It is objectively better to not have to go out in the cold to take a shit at night, even if you're "poor".
Consider that fact that at one point in the past you probably thought what you have now would make you happy. And maybe for a short time you were. But invariably that feeling of well-being wanes. You can say your new car is objectively better than your old one, yet after having it a few years it feels exactly like the previous vehicle from the standpoint about how much it contributes to your well-being. If well-being were an objective fact, you'd still feel happier with the new car. Most of the time, we have an innate ability to shift the goalposts, which keeps us continuously striving. To that extent, well-being is all subjective. I'm sure people in 200 years will wonder how we ever got along with our miserable existence without the creature comforts they take for granted.
I agree with your point on human psychology, but survivorship bias is relevant here.
One way in which my new car is objectively better is that it has better safety features, which makes me less likely to die in a crash. My feelings about it may well normalize over time, but only if I survive long enough.

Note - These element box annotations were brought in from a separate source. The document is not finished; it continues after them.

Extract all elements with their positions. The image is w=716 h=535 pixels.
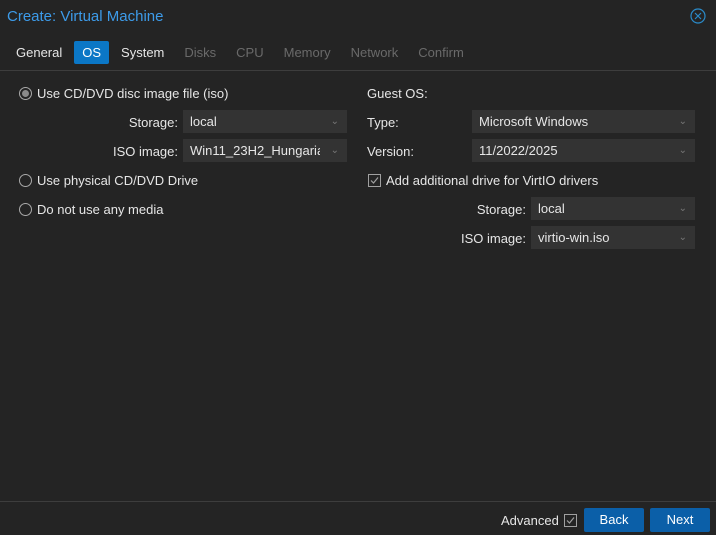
footer-divider <box>0 501 716 502</box>
virtio-storage-value: local <box>538 201 565 216</box>
radio-use-iso[interactable]: Use CD/DVD disc image file (iso) <box>19 86 228 101</box>
radio-no-media[interactable]: Do not use any media <box>19 202 163 217</box>
chevron-down-icon: ⌄ <box>330 145 339 156</box>
storage-value: local <box>190 114 217 129</box>
tab-divider <box>0 70 716 71</box>
tab-confirm: Confirm <box>418 45 464 60</box>
radio-selected-icon <box>19 87 32 100</box>
radio-unselected-icon <box>19 203 32 216</box>
tab-general[interactable]: General <box>8 41 70 64</box>
tab-cpu: CPU <box>236 45 264 60</box>
checkmark-icon <box>368 174 381 187</box>
advanced-checkbox[interactable]: Advanced <box>501 513 577 528</box>
version-label: Version: <box>367 144 414 159</box>
tab-memory: Memory <box>283 45 331 60</box>
next-button[interactable]: Next <box>650 508 710 532</box>
os-type-value: Microsoft Windows <box>479 114 589 129</box>
virtio-checkbox-label: Add additional drive for VirtIO drivers <box>386 173 599 188</box>
os-version-select[interactable]: 11/2022/2025 ⌄ <box>472 139 695 162</box>
radio-use-iso-label: Use CD/DVD disc image file (iso) <box>37 86 229 101</box>
virtio-checkbox[interactable]: Add additional drive for VirtIO drivers <box>368 173 598 188</box>
os-version-value: 11/2022/2025 <box>479 143 558 158</box>
virtio-iso-select[interactable]: virtio-win.iso ⌄ <box>531 226 695 249</box>
iso-image-label: ISO image: <box>112 144 178 159</box>
wizard-tabs: General OS System Disks CPU Memory Netwo… <box>8 41 476 64</box>
storage-select[interactable]: local ⌄ <box>183 110 347 133</box>
chevron-down-icon: ⌄ <box>330 116 339 127</box>
radio-physical-drive[interactable]: Use physical CD/DVD Drive <box>19 173 198 188</box>
virtio-storage-select[interactable]: local ⌄ <box>531 197 695 220</box>
virtio-iso-value: virtio-win.iso <box>538 230 610 245</box>
tab-disks: Disks <box>184 45 217 60</box>
iso-image-value: Win11_23H2_Hungarian <box>190 143 320 158</box>
chevron-down-icon: ⌄ <box>678 232 687 243</box>
storage-label: Storage: <box>128 115 178 130</box>
type-label: Type: <box>367 115 399 130</box>
chevron-down-icon: ⌄ <box>678 203 687 214</box>
chevron-down-icon: ⌄ <box>678 145 687 156</box>
chevron-down-icon: ⌄ <box>678 116 687 127</box>
radio-physical-drive-label: Use physical CD/DVD Drive <box>37 173 199 188</box>
advanced-label: Advanced <box>501 513 559 528</box>
close-icon[interactable] <box>690 8 706 24</box>
back-button[interactable]: Back <box>584 508 644 532</box>
guest-os-heading: Guest OS: <box>367 86 428 101</box>
radio-unselected-icon <box>19 174 32 187</box>
tab-os[interactable]: OS <box>74 41 110 64</box>
virtio-storage-label: Storage: <box>476 202 526 217</box>
tab-network: Network <box>350 45 399 60</box>
dialog-title: Create: Virtual Machine <box>7 8 164 25</box>
virtio-iso-label: ISO image: <box>460 231 526 246</box>
checkmark-icon <box>563 514 577 527</box>
os-type-select[interactable]: Microsoft Windows ⌄ <box>472 110 695 133</box>
radio-no-media-label: Do not use any media <box>37 202 164 217</box>
iso-image-select[interactable]: Win11_23H2_Hungarian ⌄ <box>183 139 347 162</box>
tab-system[interactable]: System <box>113 41 172 64</box>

The correlation is not perfect, but lots of creature comforts actively make us live longer. In addition to the comfort of pooping indoors, indoor plumbing also makes it easier to wash your hands with warm water afterward, harder to trip and fall on the trip to the outhouse, both of which make you live longer. The people who die don't get to psychologically adjust to their premature deaths.
>My feelings about it may well normalize over time, but only if I survive long enough.
Based on what you said, it implies that well-being drops as a time-dependent function. Yet when we study psychological well-being, we see the opposite trend except at the very, very end of life when well-being dips. If your assumption were true, wouldn't well-being be expected to continually drop across one's life? (Unless, I suppose, the other assumption is that we bolster that through more consumption.)
I think this is change in how you initially framed the problem. If "better" can be objectively measured and "better" correlates to happiness, then I wouldn't expect it to normalize at all. The fact that it does change implies that subjective well-being doesn't actually hinge on how objectively better something is.